Big Push to Nowhere

The government’s freshly minted “Big Push” infrastructure agenda was rolled out with fanfare this week, promising billions of cedis in new projects to transform Ghana’s fortunes. On paper, it sounds bold—GH¢13.9 billion in 2025, scaling up to GH¢21.2 billion by 2028, with investments in roads, energy, digital infrastructure, and urban development. It is being pitched as the masterstroke to close Ghana’s massive infrastructure gap.

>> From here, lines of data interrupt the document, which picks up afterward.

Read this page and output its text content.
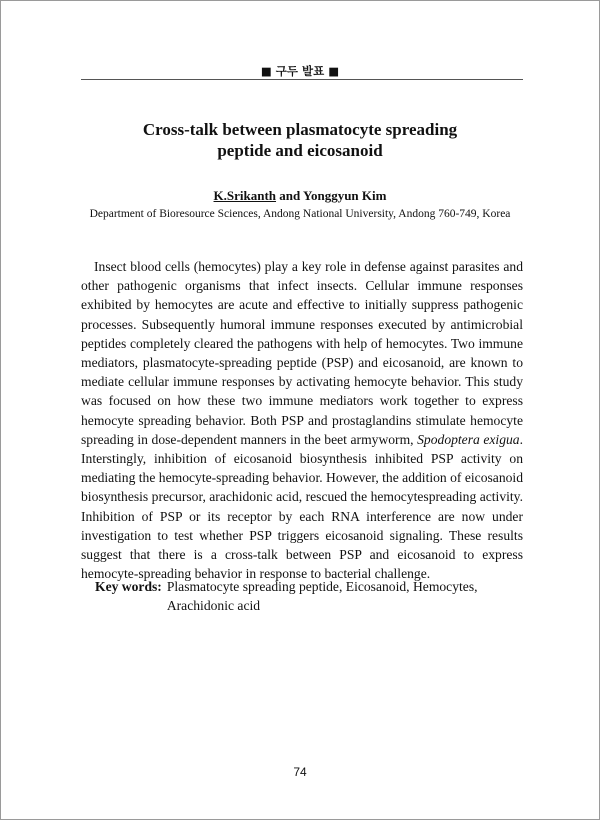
■ 구두 발표 ■
Cross-talk between plasmatocyte spreading
peptide and eicosanoid
K.Srikanth and Yonggyun Kim
Department of Bioresource Sciences, Andong National University, Andong 760-749, Korea

Insect blood cells (hemocytes) play a key role in defense against parasites and other pathogenic organisms that infect insects. Cellular immune responses exhibited by hemocytes are acute and effective to initially suppress pathogenic processes. Subsequently humoral immune responses executed by antimicrobial peptides completely cleared the pathogens with help of hemocytes. Two immune mediators, plasmatocyte-spreading peptide (PSP) and eicosanoid, are known to mediate cellular immune responses by activating hemocyte behavior. This study was focused on how these two immune mediators work together to express hemocyte spreading behavior. Both PSP and prostaglandins stimulate hemocyte spreading in dose-dependent manners in the beet armyworm, Spodoptera exigua. Interstingly, inhibition of eicosanoid biosynthesis inhibited PSP activity on mediating the hemocyte-spreading behavior. However, the addition of eicosanoid biosynthesis precursor, arachidonic acid, rescued the hemocytespreading activity. Inhibition of PSP or its receptor by each RNA interference are now under investigation to test whether PSP triggers eicosanoid signaling. These results suggest that there is a cross-talk between PSP and eicosanoid to express hemocyte-spreading behavior in response to bacterial challenge.

Key words: Plasmatocyte spreading peptide, Eicosanoid, Hemocytes, Arachidonic acid
74
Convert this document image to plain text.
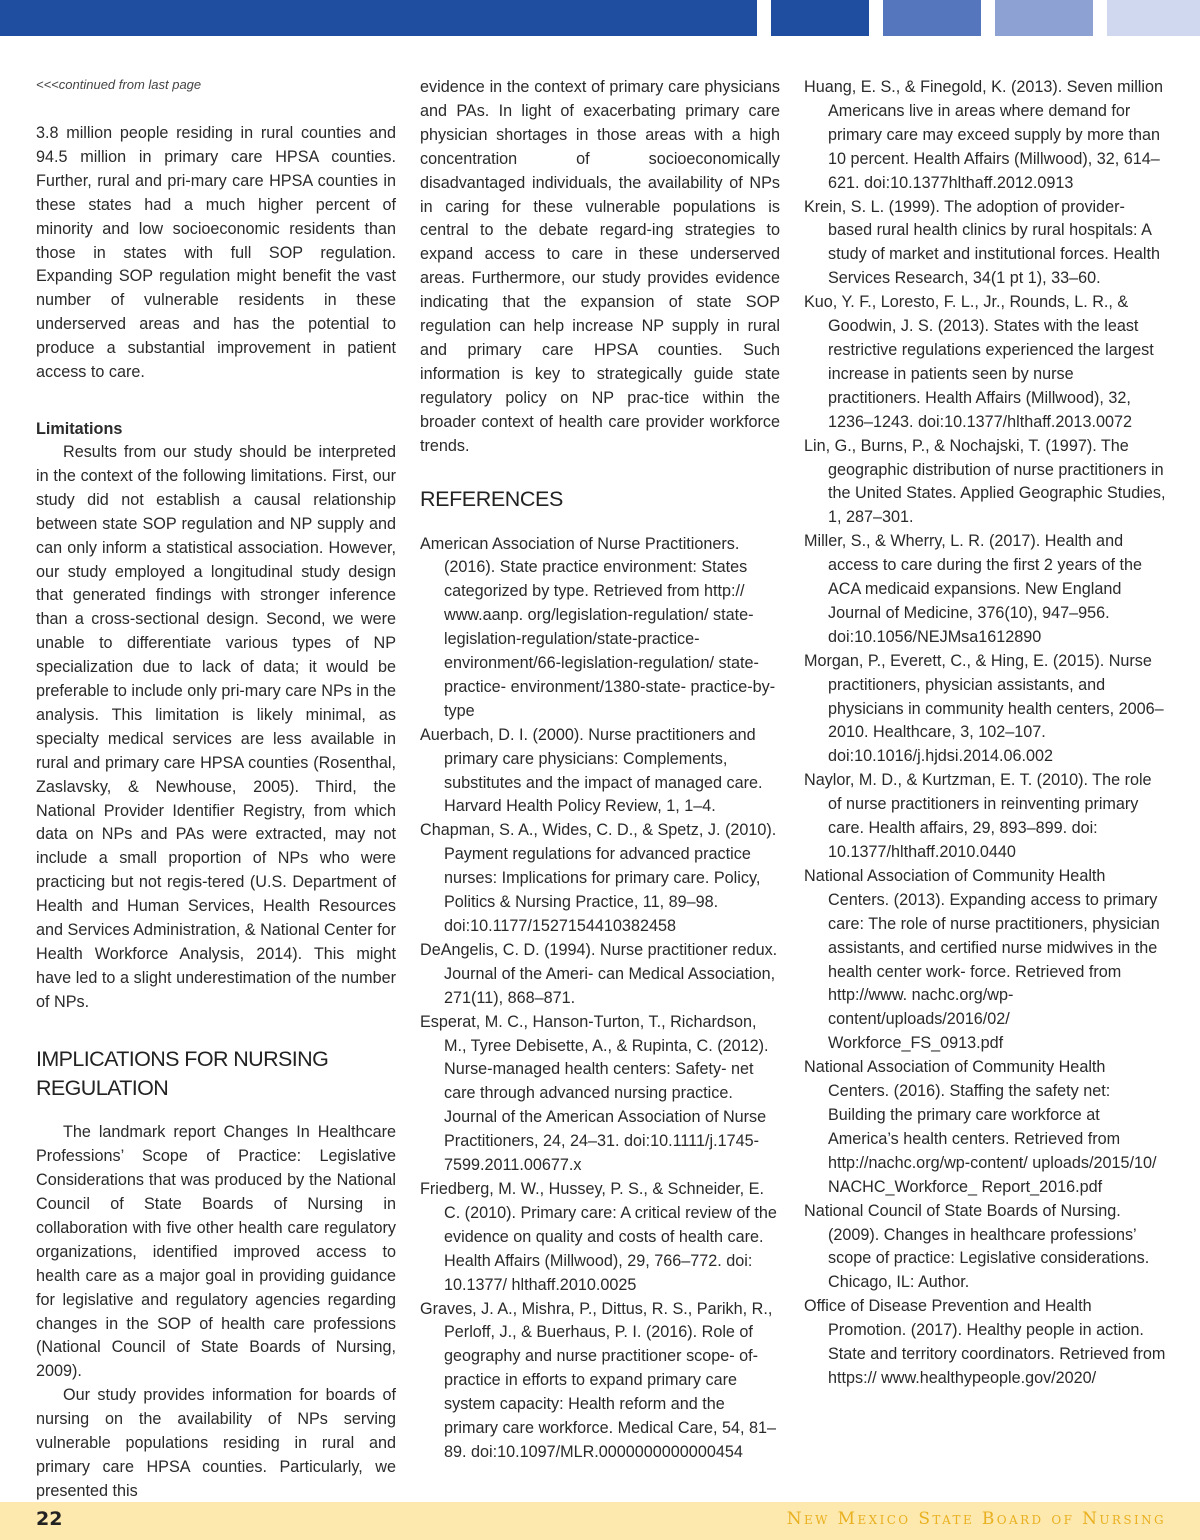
<<<continued from last page

3.8 million people residing in rural counties and 94.5 million in primary care HPSA counties. Further, rural and pri-mary care HPSA counties in these states had a much higher percent of minority and low socioeconomic residents than those in states with full SOP regulation. Expanding SOP regulation might benefit the vast number of vulnerable residents in these underserved areas and has the potential to produce a substantial improvement in patient access to care.

Limitations

Results from our study should be interpreted in the context of the following limitations. First, our study did not establish a causal relationship between state SOP regulation and NP supply and can only inform a statistical association. However, our study employed a longitudinal study design that generated findings with stronger inference than a cross-sectional design. Second, we were unable to differentiate various types of NP specialization due to lack of data; it would be preferable to include only pri-mary care NPs in the analysis. This limitation is likely minimal, as specialty medical services are less available in rural and primary care HPSA counties (Rosenthal, Zaslavsky, & Newhouse, 2005). Third, the National Provider Identifier Registry, from which data on NPs and PAs were extracted, may not include a small proportion of NPs who were practicing but not regis-tered (U.S. Department of Health and Human Services, Health Resources and Services Administration, & National Center for Health Workforce Analysis, 2014). This might have led to a slight underestimation of the number of NPs.

IMPLICATIONS FOR NURSING REGULATION

The landmark report Changes In Healthcare Professions’ Scope of Practice: Legislative Considerations that was produced by the National Council of State Boards of Nursing in collaboration with five other health care regulatory organizations, identified improved access to health care as a major goal in providing guidance for legislative and regulatory agencies regarding changes in the SOP of health care professions (National Council of State Boards of Nursing, 2009).

Our study provides information for boards of nursing on the availability of NPs serving vulnerable populations residing in rural and primary care HPSA counties. Particularly, we presented this

evidence in the context of primary care physicians and PAs. In light of exacerbating primary care physician shortages in those areas with a high concentration of socioeconomically disadvantaged individuals, the availability of NPs in caring for these vulnerable populations is central to the debate regard-ing strategies to expand access to care in these underserved areas. Furthermore, our study provides evidence indicating that the expansion of state SOP regulation can help increase NP supply in rural and primary care HPSA counties. Such information is key to strategically guide state regulatory policy on NP prac-tice within the broader context of health care provider workforce trends.

REFERENCES

American Association of Nurse Practitioners. (2016). State practice environment: States categorized by type. Retrieved from http:// www.aanp. org/legislation-regulation/ state-legislation-regulation/state-practice- environment/66-legislation-regulation/ state-practice- environment/1380-state- practice-by-type

Auerbach, D. I. (2000). Nurse practitioners and primary care physicians: Complements, substitutes and the impact of managed care. Harvard Health Policy Review, 1, 1–4.

Chapman, S. A., Wides, C. D., & Spetz, J. (2010). Payment regulations for advanced practice nurses: Implications for primary care. Policy, Politics & Nursing Practice, 11, 89–98. doi:10.1177/1527154410382458

DeAngelis, C. D. (1994). Nurse practitioner redux. Journal of the Ameri- can Medical Association, 271(11), 868–871.

Esperat, M. C., Hanson-Turton, T., Richardson, M., Tyree Debisette, A., & Rupinta, C. (2012). Nurse-managed health centers: Safety- net care through advanced nursing practice. Journal of the American Association of Nurse Practitioners, 24, 24–31. doi:10.1111/j.1745-7599.2011.00677.x

Friedberg, M. W., Hussey, P. S., & Schneider, E. C. (2010). Primary care: A critical review of the evidence on quality and costs of health care. Health Affairs (Millwood), 29, 766–772. doi: 10.1377/ hlthaff.2010.0025

Graves, J. A., Mishra, P., Dittus, R. S., Parikh, R., Perloff, J., & Buerhaus, P. I. (2016). Role of geography and nurse practitioner scope- of-practice in efforts to expand primary care system capacity: Health reform and the primary care workforce. Medical Care, 54, 81–89. doi:10.1097/MLR.0000000000000454

Huang, E. S., & Finegold, K. (2013). Seven million Americans live in areas where demand for primary care may exceed supply by more than 10 percent. Health Affairs (Millwood), 32, 614–621. doi:10.1377hlthaff.2012.0913

Krein, S. L. (1999). The adoption of provider- based rural health clinics by rural hospitals: A study of market and institutional forces. Health Services Research, 34(1 pt 1), 33–60.

Kuo, Y. F., Loresto, F. L., Jr., Rounds, L. R., & Goodwin, J. S. (2013). States with the least restrictive regulations experienced the largest increase in patients seen by nurse practitioners. Health Affairs (Millwood), 32, 1236–1243. doi:10.1377/hlthaff.2013.0072

Lin, G., Burns, P., & Nochajski, T. (1997). The geographic distribution of nurse practitioners in the United States. Applied Geographic Studies, 1, 287–301.

Miller, S., & Wherry, L. R. (2017). Health and access to care during the first 2 years of the ACA medicaid expansions. New England Journal of Medicine, 376(10), 947–956. doi:10.1056/NEJMsa1612890

Morgan, P., Everett, C., & Hing, E. (2015). Nurse practitioners, physician assistants, and physicians in community health centers, 2006– 2010. Healthcare, 3, 102–107. doi:10.1016/j.hjdsi.2014.06.002

Naylor, M. D., & Kurtzman, E. T. (2010). The role of nurse practitioners in reinventing primary care. Health affairs, 29, 893–899. doi: 10.1377/hlthaff.2010.0440

National Association of Community Health Centers. (2013). Expanding access to primary care: The role of nurse practitioners, physician assistants, and certified nurse midwives in the health center work- force. Retrieved from http://www. nachc.org/wp-content/uploads/2016/02/ Workforce_FS_0913.pdf

National Association of Community Health Centers. (2016). Staffing the safety net: Building the primary care workforce at America’s health centers. Retrieved from http://nachc.org/wp-content/ uploads/2015/10/ NACHC_Workforce_ Report_2016.pdf

National Council of State Boards of Nursing. (2009). Changes in healthcare professions’ scope of practice: Legislative considerations. Chicago, IL: Author.

Office of Disease Prevention and Health Promotion. (2017). Healthy people in action. State and territory coordinators. Retrieved from https:// www.healthypeople.gov/2020/

22	New Mexico State Board of Nursing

But Ghana’s real problem has never been the absence of “big pushes.” From Vision 2020 to GYEEDA, from SADA to One District, One Factory, governments have all promised transformative leaps—only to leave behind half-built projects, debt piles, and more disillusioned citizens. Infrastructure may be a visible vote-winner, but it is not a shortcut to structural transformation.

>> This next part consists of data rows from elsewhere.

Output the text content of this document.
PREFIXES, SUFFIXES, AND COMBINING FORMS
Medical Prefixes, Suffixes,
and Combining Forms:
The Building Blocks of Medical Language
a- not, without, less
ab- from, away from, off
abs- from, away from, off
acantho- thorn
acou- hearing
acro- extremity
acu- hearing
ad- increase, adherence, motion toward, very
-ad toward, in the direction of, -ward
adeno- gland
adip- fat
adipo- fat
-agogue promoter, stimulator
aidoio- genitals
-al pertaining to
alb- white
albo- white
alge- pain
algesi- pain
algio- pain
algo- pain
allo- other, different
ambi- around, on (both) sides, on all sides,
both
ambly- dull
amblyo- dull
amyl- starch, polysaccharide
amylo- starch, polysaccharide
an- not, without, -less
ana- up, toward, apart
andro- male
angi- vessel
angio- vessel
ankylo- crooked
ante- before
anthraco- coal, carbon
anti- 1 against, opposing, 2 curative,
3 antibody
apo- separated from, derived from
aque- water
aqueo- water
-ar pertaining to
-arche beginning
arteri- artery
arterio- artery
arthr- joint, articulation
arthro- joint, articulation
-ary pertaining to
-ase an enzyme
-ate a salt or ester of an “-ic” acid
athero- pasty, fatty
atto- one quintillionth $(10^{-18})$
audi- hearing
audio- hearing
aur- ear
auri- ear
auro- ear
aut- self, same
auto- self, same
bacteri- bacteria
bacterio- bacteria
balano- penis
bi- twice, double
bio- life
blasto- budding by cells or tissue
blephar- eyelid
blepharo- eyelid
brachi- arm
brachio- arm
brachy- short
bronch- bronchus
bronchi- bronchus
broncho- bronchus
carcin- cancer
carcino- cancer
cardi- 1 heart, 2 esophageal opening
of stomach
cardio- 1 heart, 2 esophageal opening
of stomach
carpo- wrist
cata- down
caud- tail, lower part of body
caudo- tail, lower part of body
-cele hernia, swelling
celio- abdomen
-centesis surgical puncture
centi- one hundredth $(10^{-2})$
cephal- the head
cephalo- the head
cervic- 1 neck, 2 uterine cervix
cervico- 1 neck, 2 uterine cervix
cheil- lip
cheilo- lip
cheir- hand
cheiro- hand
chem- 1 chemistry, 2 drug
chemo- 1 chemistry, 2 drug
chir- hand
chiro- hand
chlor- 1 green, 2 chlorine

The hard truth is this: no amount of shiny new highways or digital centers will move Ghana forward if the fundamentals remain broken. With over 80% of the economy trapped in the informal sector, millions of Ghanaians barely subsist in unproductive micro-enterprises. Galamsey continues to poison our rivers and destroy farmland, setting up a looming public health crisis that no amount of road asphalt can pave over. Wealth remains concentrated in the hands of a small political-business elite, while corruption drains resources meant for development.

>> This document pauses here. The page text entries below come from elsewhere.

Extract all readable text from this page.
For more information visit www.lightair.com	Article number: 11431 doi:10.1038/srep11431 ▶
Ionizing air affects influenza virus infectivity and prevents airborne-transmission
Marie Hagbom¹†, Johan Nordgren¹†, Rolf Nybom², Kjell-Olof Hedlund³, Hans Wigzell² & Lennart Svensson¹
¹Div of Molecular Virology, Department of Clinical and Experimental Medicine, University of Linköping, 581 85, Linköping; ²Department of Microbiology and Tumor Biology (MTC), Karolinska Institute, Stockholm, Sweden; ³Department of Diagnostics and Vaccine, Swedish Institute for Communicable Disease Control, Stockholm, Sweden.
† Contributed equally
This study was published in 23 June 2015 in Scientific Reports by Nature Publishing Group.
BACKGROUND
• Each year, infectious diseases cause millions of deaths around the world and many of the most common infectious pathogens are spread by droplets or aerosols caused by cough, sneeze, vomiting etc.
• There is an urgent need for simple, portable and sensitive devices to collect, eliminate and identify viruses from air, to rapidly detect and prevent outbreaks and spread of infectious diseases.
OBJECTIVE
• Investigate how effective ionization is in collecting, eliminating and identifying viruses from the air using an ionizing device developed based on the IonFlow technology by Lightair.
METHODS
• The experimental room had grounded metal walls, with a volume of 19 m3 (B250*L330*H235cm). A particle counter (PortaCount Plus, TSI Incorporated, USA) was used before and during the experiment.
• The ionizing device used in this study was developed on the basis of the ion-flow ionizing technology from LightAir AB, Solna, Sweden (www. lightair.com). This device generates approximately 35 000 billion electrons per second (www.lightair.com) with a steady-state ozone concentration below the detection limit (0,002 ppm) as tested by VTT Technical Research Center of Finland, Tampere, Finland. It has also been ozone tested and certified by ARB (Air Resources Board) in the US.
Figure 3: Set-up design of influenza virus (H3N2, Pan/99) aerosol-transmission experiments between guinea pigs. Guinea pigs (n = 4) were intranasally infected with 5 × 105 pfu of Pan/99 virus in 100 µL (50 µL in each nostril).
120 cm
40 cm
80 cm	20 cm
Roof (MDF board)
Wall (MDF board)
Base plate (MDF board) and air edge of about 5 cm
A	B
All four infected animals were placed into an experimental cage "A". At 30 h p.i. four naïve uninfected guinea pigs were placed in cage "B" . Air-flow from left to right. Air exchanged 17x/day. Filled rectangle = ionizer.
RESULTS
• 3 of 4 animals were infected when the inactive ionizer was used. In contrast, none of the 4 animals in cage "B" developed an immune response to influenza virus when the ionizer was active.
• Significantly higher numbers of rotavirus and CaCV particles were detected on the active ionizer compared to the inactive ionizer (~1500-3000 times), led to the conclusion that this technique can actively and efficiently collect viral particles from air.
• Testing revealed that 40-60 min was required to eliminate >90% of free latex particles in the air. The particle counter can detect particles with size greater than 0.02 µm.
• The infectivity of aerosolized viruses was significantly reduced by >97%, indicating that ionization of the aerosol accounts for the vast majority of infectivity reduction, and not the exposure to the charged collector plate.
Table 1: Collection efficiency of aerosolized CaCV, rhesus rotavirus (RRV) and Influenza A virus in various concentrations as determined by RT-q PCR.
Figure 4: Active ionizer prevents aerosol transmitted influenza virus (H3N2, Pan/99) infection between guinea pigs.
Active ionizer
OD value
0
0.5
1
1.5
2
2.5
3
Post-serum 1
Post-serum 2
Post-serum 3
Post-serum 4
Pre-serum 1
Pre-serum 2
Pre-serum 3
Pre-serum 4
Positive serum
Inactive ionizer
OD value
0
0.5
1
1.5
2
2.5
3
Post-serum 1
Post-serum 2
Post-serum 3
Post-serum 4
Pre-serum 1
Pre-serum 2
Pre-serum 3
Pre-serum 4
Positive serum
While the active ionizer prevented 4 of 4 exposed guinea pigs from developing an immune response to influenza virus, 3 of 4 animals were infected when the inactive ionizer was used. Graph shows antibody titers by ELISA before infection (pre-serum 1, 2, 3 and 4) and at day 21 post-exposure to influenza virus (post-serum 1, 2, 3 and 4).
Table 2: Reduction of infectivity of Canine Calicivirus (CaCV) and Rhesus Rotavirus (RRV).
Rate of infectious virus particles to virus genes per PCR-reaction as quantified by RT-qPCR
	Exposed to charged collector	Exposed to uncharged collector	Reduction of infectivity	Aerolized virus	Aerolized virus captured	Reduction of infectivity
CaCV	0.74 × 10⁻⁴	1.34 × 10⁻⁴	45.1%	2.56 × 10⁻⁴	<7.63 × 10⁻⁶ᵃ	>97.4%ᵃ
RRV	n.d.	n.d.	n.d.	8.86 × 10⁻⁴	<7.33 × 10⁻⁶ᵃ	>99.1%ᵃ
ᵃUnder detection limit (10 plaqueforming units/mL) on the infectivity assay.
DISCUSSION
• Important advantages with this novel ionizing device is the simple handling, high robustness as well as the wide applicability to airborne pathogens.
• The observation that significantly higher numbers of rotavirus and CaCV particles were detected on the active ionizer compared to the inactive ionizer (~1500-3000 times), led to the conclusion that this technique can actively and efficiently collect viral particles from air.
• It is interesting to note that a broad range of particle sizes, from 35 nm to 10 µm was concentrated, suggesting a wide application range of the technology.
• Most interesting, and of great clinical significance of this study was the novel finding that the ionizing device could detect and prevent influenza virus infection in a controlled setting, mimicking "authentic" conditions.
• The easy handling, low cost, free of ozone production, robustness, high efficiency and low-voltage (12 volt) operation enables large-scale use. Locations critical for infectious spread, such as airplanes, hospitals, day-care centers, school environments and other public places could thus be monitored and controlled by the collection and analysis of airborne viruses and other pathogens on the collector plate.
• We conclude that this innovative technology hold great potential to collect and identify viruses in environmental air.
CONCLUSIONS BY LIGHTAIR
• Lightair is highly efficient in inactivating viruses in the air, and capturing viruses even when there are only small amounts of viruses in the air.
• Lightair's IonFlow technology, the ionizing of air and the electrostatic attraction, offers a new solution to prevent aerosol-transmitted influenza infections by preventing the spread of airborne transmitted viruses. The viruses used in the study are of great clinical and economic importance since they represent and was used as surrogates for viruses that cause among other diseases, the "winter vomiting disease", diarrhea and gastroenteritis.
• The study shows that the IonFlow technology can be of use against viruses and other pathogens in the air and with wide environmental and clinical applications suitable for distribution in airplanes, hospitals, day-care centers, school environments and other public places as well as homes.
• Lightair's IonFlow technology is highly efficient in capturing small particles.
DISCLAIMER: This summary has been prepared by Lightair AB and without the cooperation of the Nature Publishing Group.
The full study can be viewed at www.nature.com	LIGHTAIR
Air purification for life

The Big Push risks becoming a massive cash pipeline—feeding contractors, greasing party coffers, and adding layers of debt—without addressing the real bottlenecks holding Ghana back. Worse, it could destabilize the economy further. Infrastructure drives imports, drains foreign exchange, and weakens the cedi. If history is any guide, the outcome will be spiraling depreciation, cost overruns, and another round of IMF bailouts.

What Ghana needs is not another “push” but a “reset”; as we were promised. A new economic model that organizes and energizes the informal sector, incentivizes productivity, and drives real industrial clusters around cocoa, gold, and oil. A model that places innovation—not extractive rents—at the heart of growth. Without that foundation, the Big Push is destined to collapse under the weight of its contradictions.

The lesson is simple: you cannot build skyscrapers on quicksand. If the government insists on charging ahead without fixing the ground beneath, the “Big Push” will once again push Ghanaians deeper into poverty and economic stagnation.